We examined the effects of calcium modulators on mu and delta opioid receptor agonist-induced antinociception in both diabetic and nondiabetic mice. In nondiabetic mice, intracerebroventricular (i.c.v.) pretreatment with calcium and thapsigargin, which increase intracellular calcium, reduced [D- Ala²,N-MePhe⁴,Gly-ol⁵]-enkephalin (DAMGO)-induced antinociception by shifting its dose-response curve to the right. However, in diabetic mice i.c.v. pretreatment with calcium and thapsigargin did not affect DAMGO- induced antinociception.

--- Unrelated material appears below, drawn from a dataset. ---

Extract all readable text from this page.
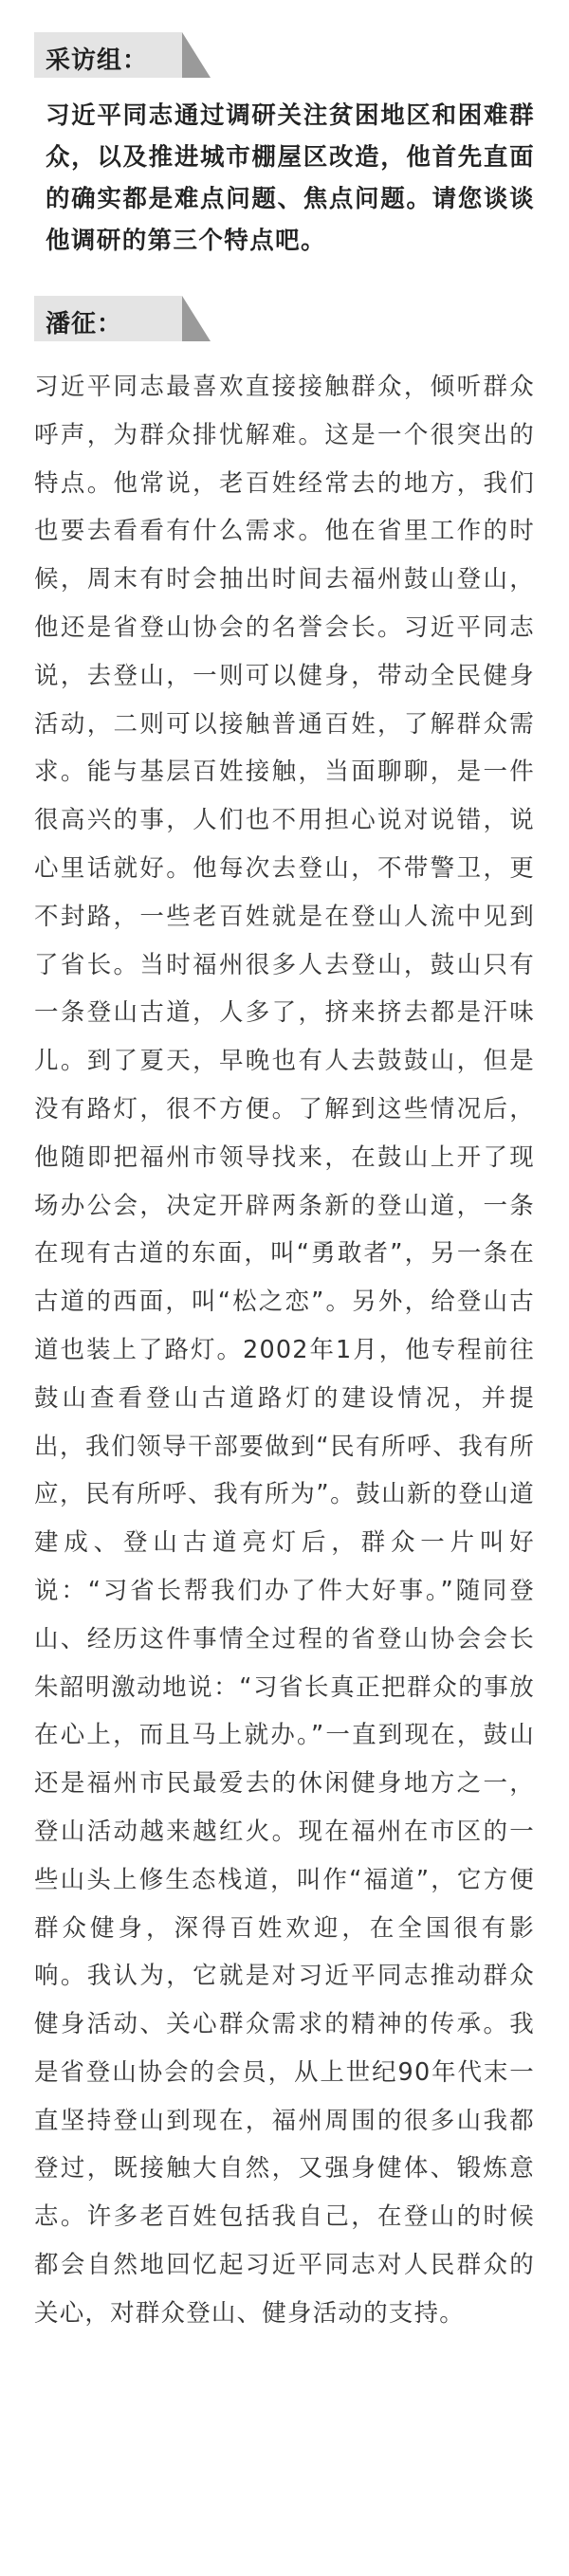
采访组：

习近平同志通过调研关注贫困地区和困难群众，以及推进城市棚屋区改造，他首先直面的确实都是难点问题、焦点问题。请您谈谈他调研的第三个特点吧。

潘征：

习近平同志最喜欢直接接触群众，倾听群众呼声，为群众排忧解难。这是一个很突出的特点。他常说，老百姓经常去的地方，我们也要去看看有什么需求。他在省里工作的时候，周末有时会抽出时间去福州鼓山登山，他还是省登山协会的名誉会长。习近平同志说，去登山，一则可以健身，带动全民健身活动，二则可以接触普通百姓，了解群众需求。能与基层百姓接触，当面聊聊，是一件很高兴的事，人们也不用担心说对说错，说心里话就好。他每次去登山，不带警卫，更不封路，一些老百姓就是在登山人流中见到了省长。当时福州很多人去登山，鼓山只有一条登山古道，人多了，挤来挤去都是汗味儿。到了夏天，早晚也有人去鼓鼓山，但是没有路灯，很不方便。了解到这些情况后，他随即把福州市领导找来，在鼓山上开了现场办公会，决定开辟两条新的登山道，一条在现有古道的东面，叫“勇敢者”，另一条在古道的西面，叫“松之恋”。另外，给登山古道也装上了路灯。2002年1月，他专程前往鼓山查看登山古道路灯的建设情况，并提出，我们领导干部要做到“民有所呼、我有所应，民有所呼、我有所为”。鼓山新的登山道建成、登山古道亮灯后，群众一片叫好说：“习省长帮我们办了件大好事。”随同登山、经历这件事情全过程的省登山协会会长朱韶明激动地说：“习省长真正把群众的事放在心上，而且马上就办。”一直到现在，鼓山还是福州市民最爱去的休闲健身地方之一，登山活动越来越红火。现在福州在市区的一些山头上修生态栈道，叫作“福道”，它方便群众健身，深得百姓欢迎，在全国很有影响。我认为，它就是对习近平同志推动群众健身活动、关心群众需求的精神的传承。我是省登山协会的会员，从上世纪90年代末一直坚持登山到现在，福州周围的很多山我都登过，既接触大自然，又强身健体、锻炼意志。许多老百姓包括我自己，在登山的时候都会自然地回忆起习近平同志对人民群众的关心，对群众登山、健身活动的支持。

In contrast i.c.v. administration of agents that decrease intracellular calcium, such as EGTA and ryanodine, enhanced DAMGO- induced antinociception in both diabetic and nondiabetic mice. In contrast with DAMGO i.c.v. pretreatment with calcium and thapsigargin enhanced (-)- TAN67-induced antinociception in nondiabetic mice by shifting its dose- response curve to the left. However, (-)-TAN67-induced antinociception in diabetic mice was not affected by pretreatment with calcium or thapsigargin. Moreover i.c.v. pretreatment with EGTA, but not with ryanodine, reduced (-)- TAN67-induced antinociception in nondiabetic mice. In diabetic mice i.c.v. pretreatment with both EGTA and ryanodine reduced (-)-TAN67-induced antinociception. These results suggest that cytosolic calcium has different effects on mu and delta opioid receptor agonist-induced antinociception. Further, these results suggest that the modification of mu and delta opioid receptor agonist-induced antinociception by diabetes in mice may be due to increased levels of intracellular calcium.